The osmotic laxative magnesium sulphate activates the ileal brake

Abstract

Background: Alterations in gastrointestinal motility and hormone secretion, especially activation of the ileal brake, have been documented in malabsorption.

Aim: To investigate whether artificially-induced accelerated small intestinal transit activates the ileal brake mechanism.
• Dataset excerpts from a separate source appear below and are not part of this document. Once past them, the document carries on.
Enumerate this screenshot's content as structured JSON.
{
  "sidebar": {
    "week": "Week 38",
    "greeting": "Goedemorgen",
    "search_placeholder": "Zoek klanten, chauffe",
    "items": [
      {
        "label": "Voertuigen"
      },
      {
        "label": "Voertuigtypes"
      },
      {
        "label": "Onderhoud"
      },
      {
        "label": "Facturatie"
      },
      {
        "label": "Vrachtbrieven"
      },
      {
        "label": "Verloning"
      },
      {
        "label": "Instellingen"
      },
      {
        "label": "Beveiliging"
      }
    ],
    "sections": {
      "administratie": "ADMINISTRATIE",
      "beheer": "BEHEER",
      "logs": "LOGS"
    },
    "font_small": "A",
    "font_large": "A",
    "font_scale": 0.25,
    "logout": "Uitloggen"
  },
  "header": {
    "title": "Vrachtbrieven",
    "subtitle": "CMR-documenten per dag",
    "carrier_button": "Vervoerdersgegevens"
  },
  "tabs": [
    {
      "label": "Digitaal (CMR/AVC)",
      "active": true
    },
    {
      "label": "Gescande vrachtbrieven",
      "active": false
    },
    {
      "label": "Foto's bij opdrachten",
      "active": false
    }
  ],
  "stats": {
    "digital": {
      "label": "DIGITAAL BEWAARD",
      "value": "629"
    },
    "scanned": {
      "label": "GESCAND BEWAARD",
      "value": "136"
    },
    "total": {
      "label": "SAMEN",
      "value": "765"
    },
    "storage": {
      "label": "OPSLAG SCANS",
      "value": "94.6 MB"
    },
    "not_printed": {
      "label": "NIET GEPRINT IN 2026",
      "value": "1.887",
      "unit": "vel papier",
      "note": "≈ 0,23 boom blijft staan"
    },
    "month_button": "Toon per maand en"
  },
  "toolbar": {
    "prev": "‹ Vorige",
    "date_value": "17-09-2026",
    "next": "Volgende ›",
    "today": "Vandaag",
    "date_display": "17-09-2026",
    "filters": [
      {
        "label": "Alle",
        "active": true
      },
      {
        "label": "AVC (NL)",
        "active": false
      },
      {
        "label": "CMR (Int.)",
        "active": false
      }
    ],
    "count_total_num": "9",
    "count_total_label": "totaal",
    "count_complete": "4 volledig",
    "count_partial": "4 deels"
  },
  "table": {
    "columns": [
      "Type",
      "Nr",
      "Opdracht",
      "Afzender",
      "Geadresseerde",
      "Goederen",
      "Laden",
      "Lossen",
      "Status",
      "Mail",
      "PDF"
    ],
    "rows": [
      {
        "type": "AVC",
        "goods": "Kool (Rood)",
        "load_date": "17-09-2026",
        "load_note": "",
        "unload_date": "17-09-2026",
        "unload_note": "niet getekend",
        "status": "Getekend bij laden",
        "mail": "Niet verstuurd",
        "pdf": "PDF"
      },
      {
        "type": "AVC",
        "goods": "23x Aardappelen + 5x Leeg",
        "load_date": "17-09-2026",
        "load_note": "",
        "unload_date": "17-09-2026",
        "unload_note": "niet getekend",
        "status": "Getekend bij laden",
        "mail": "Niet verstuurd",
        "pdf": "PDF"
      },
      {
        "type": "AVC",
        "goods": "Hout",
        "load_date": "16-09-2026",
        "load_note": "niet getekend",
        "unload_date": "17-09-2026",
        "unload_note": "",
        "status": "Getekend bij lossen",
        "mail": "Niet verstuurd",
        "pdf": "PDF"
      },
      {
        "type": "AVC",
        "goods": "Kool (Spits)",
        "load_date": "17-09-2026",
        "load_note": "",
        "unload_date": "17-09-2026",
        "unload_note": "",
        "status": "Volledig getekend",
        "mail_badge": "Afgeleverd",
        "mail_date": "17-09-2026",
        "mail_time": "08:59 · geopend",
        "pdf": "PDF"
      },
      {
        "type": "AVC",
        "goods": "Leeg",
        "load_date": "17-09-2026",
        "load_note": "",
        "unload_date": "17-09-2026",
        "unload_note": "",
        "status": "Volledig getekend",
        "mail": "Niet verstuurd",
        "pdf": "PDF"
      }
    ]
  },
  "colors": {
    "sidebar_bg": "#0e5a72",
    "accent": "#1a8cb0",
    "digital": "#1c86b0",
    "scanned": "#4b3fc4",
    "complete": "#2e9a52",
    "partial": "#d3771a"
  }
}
Methods: Eight healthy volunteers (four female, four male; age 21 +/- 3 years) participated in four experiments: (a) meal with either oral magnesium sulphate (MgSO4) or placebo; and (b) fasting with either oral MgSO4 or placebo. Antroduodenal motility was recorded by perfusion manometry. Duodenocaecal transit time was determined by the lactulose H2 breath test. Gall-bladder volume was measured by ultrasound at regular intervals, and blood samples were drawn for determination of cholecystokinin and peptide YY (RIA). Twenty-four hour faecal weight and fat excretion were determined.

Results: MgS04 significantly accelerated duodenocaecal transit time and increased faecal fat and weight in all subjects. MgSO4 significantly delayed the reoccurrence of phase III and affected antroduodenal motility during fasting but not after meal ingestion. Postprandial gall-bladder relaxation and postprandial peptide YY release were significantly increased during the MgSO4 experiment compared to placebo.

Conclusions: The osmotic laxative MgS04 accelerates intestinal transit both in the fasting and fed state. MgS04 activates the ileal brake mechanism only in the fed state, with peptide YY release and inhibition of gall-bladder emptying.